Teaching as An Act of Translation: Reflections from Professor Emilia Bachrach
August 20, 2018
Erin Ulrich ’18
Assistant Professor of Religion and Gender, Sexuality, and Feminist Studies Emilia Bachrach uses her classroom as a space for interdependent learning as well as reflection on her own research.
Professor Emilia Bachrach is no stranger to the research areas she approaches in her upcoming publications, which include a monograph on practices of religious reading in Pushtimargi Hinduism as well as a book of translations from an 18th-century manuscript, In the Service of Krishna. Her ethnographic work in Western India began as part of an undergraduate study away program in Varanasi, India, where she studied women’s performance of devotional songs to the deity Krishna.
Since this first research stint, Bachrach has returned to India each year—devoting her adult life to a continuum of return, reflection, and refinement of existing intellectual and research projects.
Bachrach’s research focuses on analyzing religious texts, including oral and written texts in early modern and modern languages as well as conducting ethnographic work in Western India. At Oberlin, she teaches courses on topics such as religion, gender, and sexuality in India (one course is aptly named such) and Hindu religious practice.
Bachrach studies not just what, but how and why people engage in religious practices, which she says is the heart of where her current and ongoing projects lie. “I approach religious reading as a kind of lived, performative practice which I argue is inherently embedded in people’s everyday lives—the ways in which they make and remake their social, familial, and devotional worlds.”

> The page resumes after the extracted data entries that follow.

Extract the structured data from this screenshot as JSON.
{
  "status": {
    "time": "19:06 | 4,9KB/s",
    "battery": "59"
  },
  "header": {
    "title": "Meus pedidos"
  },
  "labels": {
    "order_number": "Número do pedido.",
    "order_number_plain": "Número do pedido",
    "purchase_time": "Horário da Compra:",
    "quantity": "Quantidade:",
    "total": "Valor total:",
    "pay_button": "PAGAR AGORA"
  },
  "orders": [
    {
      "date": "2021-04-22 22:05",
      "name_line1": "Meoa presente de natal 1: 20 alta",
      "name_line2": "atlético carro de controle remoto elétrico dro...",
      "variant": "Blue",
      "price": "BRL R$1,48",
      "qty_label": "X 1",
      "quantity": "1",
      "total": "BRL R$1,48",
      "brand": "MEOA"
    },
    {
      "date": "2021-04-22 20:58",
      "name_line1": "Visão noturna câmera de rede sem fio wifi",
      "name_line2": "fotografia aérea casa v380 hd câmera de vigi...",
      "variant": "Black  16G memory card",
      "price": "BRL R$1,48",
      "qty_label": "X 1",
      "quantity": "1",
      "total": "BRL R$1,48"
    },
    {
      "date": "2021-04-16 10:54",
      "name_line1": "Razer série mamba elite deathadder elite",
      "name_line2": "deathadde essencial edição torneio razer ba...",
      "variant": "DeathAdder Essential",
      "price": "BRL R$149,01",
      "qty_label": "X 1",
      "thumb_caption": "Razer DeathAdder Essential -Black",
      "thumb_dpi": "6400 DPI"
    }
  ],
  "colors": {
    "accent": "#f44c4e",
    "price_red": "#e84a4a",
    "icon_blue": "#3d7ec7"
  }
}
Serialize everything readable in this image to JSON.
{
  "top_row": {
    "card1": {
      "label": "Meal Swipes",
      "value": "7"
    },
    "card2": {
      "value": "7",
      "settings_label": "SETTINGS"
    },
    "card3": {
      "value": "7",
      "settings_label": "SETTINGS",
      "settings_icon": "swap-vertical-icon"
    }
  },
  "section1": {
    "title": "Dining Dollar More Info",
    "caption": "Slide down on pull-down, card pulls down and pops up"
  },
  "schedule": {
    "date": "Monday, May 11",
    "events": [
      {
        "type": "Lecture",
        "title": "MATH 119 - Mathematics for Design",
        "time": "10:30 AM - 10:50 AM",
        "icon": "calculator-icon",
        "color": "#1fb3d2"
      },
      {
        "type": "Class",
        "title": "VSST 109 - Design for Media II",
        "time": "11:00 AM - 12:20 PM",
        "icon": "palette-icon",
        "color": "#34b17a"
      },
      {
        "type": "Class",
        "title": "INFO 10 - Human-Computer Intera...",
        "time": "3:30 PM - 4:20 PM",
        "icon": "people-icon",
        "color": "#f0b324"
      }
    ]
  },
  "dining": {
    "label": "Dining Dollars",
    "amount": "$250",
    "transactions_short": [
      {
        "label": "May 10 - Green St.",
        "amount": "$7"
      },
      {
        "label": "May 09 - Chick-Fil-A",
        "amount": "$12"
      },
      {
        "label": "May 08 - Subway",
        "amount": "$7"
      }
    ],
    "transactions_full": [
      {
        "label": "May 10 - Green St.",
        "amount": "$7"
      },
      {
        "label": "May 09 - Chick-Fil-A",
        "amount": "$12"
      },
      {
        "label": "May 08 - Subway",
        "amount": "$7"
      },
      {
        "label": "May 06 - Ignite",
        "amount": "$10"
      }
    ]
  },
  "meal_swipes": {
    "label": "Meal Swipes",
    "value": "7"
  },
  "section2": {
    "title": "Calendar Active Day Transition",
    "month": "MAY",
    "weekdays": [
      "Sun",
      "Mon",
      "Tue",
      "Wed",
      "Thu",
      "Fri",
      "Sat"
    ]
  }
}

Her most recent publication was featured in the Journal of Hindu Studies, titled “In the Seat of Authority: Debating Temple Spaces and Community Identity in a Vaiṣṇava Sampradāy of Contemporary Gujarat,” in which she unpacks the complex history and contemporary political ramifications of constructing public places of worship in Gujarat.
But her research on temple renovation efforts carried out by an increasingly shifting, economically privileged urban demographic reaches far outside the realm of academic discourse. She says, “These discussions are absolutely not specific to academic debates—they are widespread, daily debates in the media in south Asia and affect people’s lives on a very visceral level.”
Although she has decades of experience in the field, Bachrach says that her classrooms in Oberlin allow her to step back, take off her “research hat,” and explore feminist research theory and methods with her students as they approach them for the first time. “Teaching, especially in Feminist Research Methodologies, has helped me clarify roadblocks I’ve come up against in the field and reapproach them, theorizing them more clearly.”
Through interactions with her students, Bachrach says she engages in a sort of meta-translation by adapting literature so that it is useful to them.
“My favorite thing about my students is their sincerity. They really want to make use of material that I teach, not only academically but in their everyday lives and activist endeavors. The sincerity and enthusiasm of Oberlin students really stands out.”
By participating in a reciprocal learning endeavor—translating course material for her students, but also accompanying them on their primary engagements with feminist methodologies—Bachrach continues the most important part of her own writing practice in the classroom: a daily, dedicated practice of translation and retranslation.
“Thinking conceptually about my research happens all the time, every day. In the classroom, I’m inspired as I read new literature with my students and with other conversation partners. And of course, I take advantage of breaks.”